O conclave para escolha do sucessor de Francisco, que começa dentro de 15 a 20 dias, deve ser o mais tenso e diverso das últimas décadas. E, portanto, um dos mais incertos. A composição do chamado "colégio cardinalício" é considerada a menos europeia na história da Igreja Católica, e como há muitos novos integrantes, alguns vão se encontrar pela primeira vez para escolher o novo chefe desse grupo tão poderoso e, ao mesmo tempo, tão desafiado.
O que é certo, até agora, é o peso do legado e do exemplo de um papa que foi chamado de "irrepetível". Se até Francisco a bolha do Vaticano considerava normal usar ouro e arminho ao ler a passagem do Evangelho em que Cristo multiplica pães e peixes para aplacar a fome de necessitados, isso agora passará a ser, ao menos, um tanto desconfortável.
O cardeal Bergoglio foi pioneiro em muitos pontos: o primeiro jesuíta eleito ao papado, o primeiro sul-americano, o primeiro em mais de um século a ser enterrado fora da Igreja de São Pedro. Ao menos nas últimas décadas, foi o primeiro a dispensar os aposentos luxuosos do Palácio Apostólico para se acomodar em um quarto simples na Casa Santa Marta, onde morreu.
Por isso, o ritual que se segue à morte de um pontífice precisou de uma "inovação": foram selados o quarto no qual expirou e o que deveria ter ocupado no coração do Vaticano. Pode ser interpretado como uma preparação para que volte a ser ocupado. Ainda dispensou cruz e anel de ouro, além de outros ornamentos que refletem a riqueza da Igreja Católica.
Chamar Francisco de "irrepetível" embute reconhecimento e expectativa. Boa parte da cúpula católica deseja um papa menos controverso, para dizer o mínimo. O conclave será formado, em sua maioria, por cardeais nomeados por ele, o que não significa que esteja garantido o processo de adequação do Vaticano ao mundo contemporâneo. Ele indicou progressistas e conservadores, reformistas e tradicionalistas.

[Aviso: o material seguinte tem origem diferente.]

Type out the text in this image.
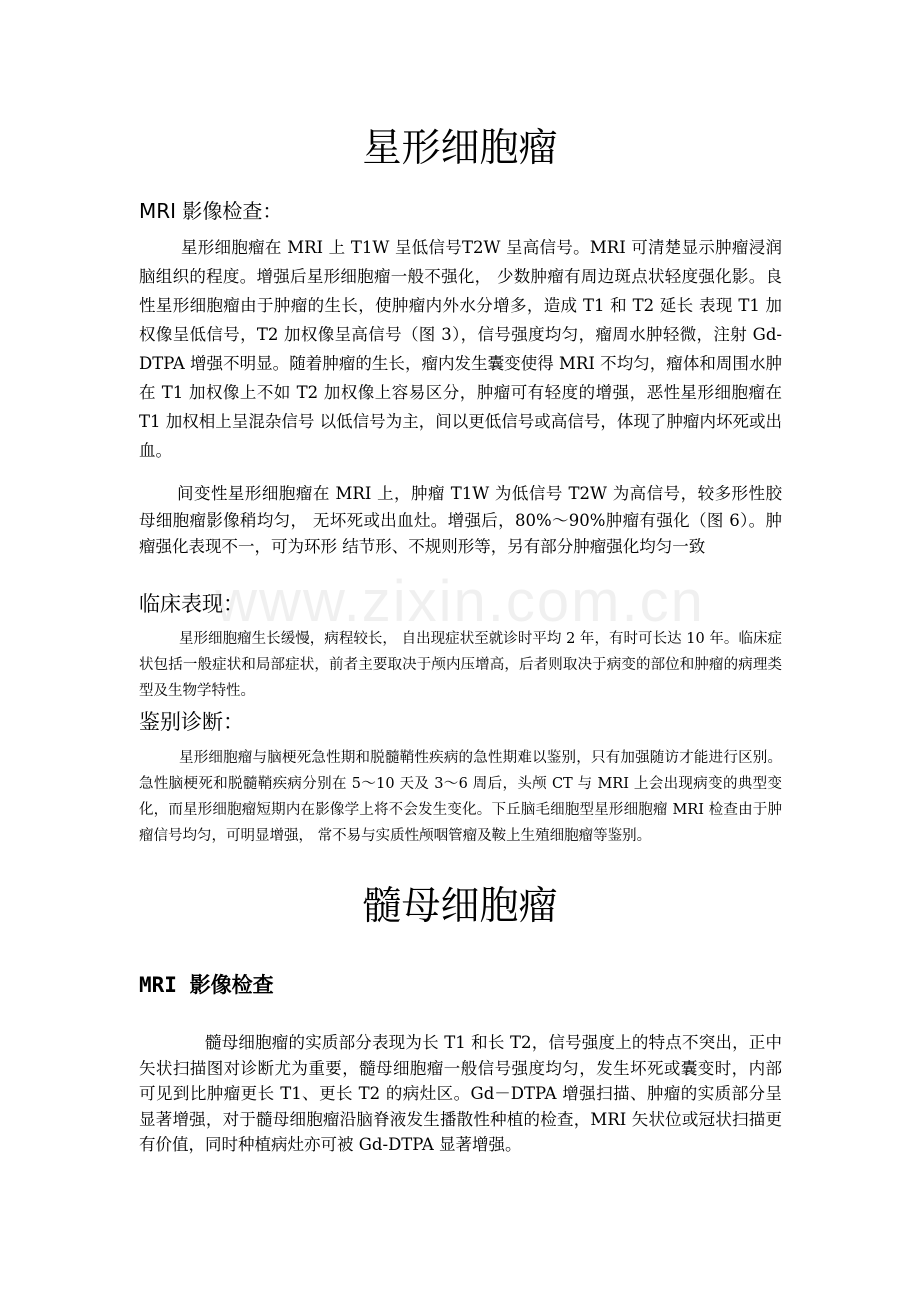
www.zixin.com.cn
星形细胞瘤
MRI 影像检查：

星形细胞瘤在 MRI 上 T1W 呈低信号T2W 呈高信号。MRI 可清楚显示肿瘤浸润脑组织的程度。增强后星形细胞瘤一般不强化， 少数肿瘤有周边斑点状轻度强化影。良性星形细胞瘤由于肿瘤的生长，使肿瘤内外水分增多，造成 T1 和 T2 延长 表现 T1 加权像呈低信号，T2 加权像呈高信号（图 3），信号强度均匀，瘤周水肿轻微，注射 Gd-DTPA 增强不明显。随着肿瘤的生长，瘤内发生囊变使得 MRI 不均匀，瘤体和周围水肿在 T1 加权像上不如 T2 加权像上容易区分，肿瘤可有轻度的增强，恶性星形细胞瘤在 T1 加权相上呈混杂信号 以低信号为主，间以更低信号或高信号，体现了肿瘤内坏死或出血。

间变性星形细胞瘤在 MRI 上，肿瘤 T1W 为低信号 T2W 为高信号，较多形性胶母细胞瘤影像稍均匀， 无坏死或出血灶。增强后，80%～90%肿瘤有强化（图 6）。肿瘤强化表现不一，可为环形 结节形、不规则形等，另有部分肿瘤强化均匀一致

临床表现：

星形细胞瘤生长缓慢，病程较长， 自出现症状至就诊时平均 2 年，有时可长达 10 年。临床症状包括一般症状和局部症状，前者主要取决于颅内压增高，后者则取决于病变的部位和肿瘤的病理类型及生物学特性。

鉴别诊断：

星形细胞瘤与脑梗死急性期和脱髓鞘性疾病的急性期难以鉴别，只有加强随访才能进行区别。急性脑梗死和脱髓鞘疾病分别在 5～10 天及 3～6 周后，头颅 CT 与 MRI 上会出现病变的典型变化，而星形细胞瘤短期内在影像学上将不会发生变化。下丘脑毛细胞型星形细胞瘤 MRI 检查由于肿瘤信号均匀，可明显增强， 常不易与实质性颅咽管瘤及鞍上生殖细胞瘤等鉴别。

髓母细胞瘤
MRI 影像检查

髓母细胞瘤的实质部分表现为长 T1 和长 T2，信号强度上的特点不突出，正中矢状扫描图对诊断尤为重要，髓母细胞瘤一般信号强度均匀，发生坏死或囊变时，内部可见到比肿瘤更长 T1、更长 T2 的病灶区。Gd－DTPA 增强扫描、肿瘤的实质部分呈显著增强，对于髓母细胞瘤沿脑脊液发生播散性种植的检查，MRI 矢状位或冠状扫描更有价值，同时种植病灶亦可被 Gd-DTPA 显著增强。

Na despedida, a maioria dos jornais italianos chamou Francisco de "Papa degli ultimi", por que ele repetia as escolhas de Cristo e dava atenção "aos últimos", ou aos excluídos dos pontos de vista econômicos, sociais, raciais e até nacionais – sua primeira saída do Vaticano, depois de se tornar papa, foi a Lampedusa, ilha no sul da Itália onde ainda hoje chegam sobreviventes de travessias.
Um barco foi o símbolo que escolheu para toda a humanidade que atravessava a tempestade da pandemia de covid-19 quando foi, sozinho, à Praça São Pedro. Foi uma das imagens mais emblemáticas de seu pontificado. Teria preferido ser chamado de papa da inclusão, porque sempre repetia que a Igreja Católica deveria ser de "tutti, tutti, tutti" (todos, todos, todos).
Toda a pompa já disfuncional pode até retornar – assim como a incômoda repetição das contradições da humanidade, que é mais rica e mais desigual do que nunca. Mas depois do papa com o nome do santo que questionou o contraste entre a riqueza da Igreja Católica e a miséria dos que eram, segundo o Evangelho, os preferidos de Jesus, o crucifixo de ouro e a indiferença vão pesar mais.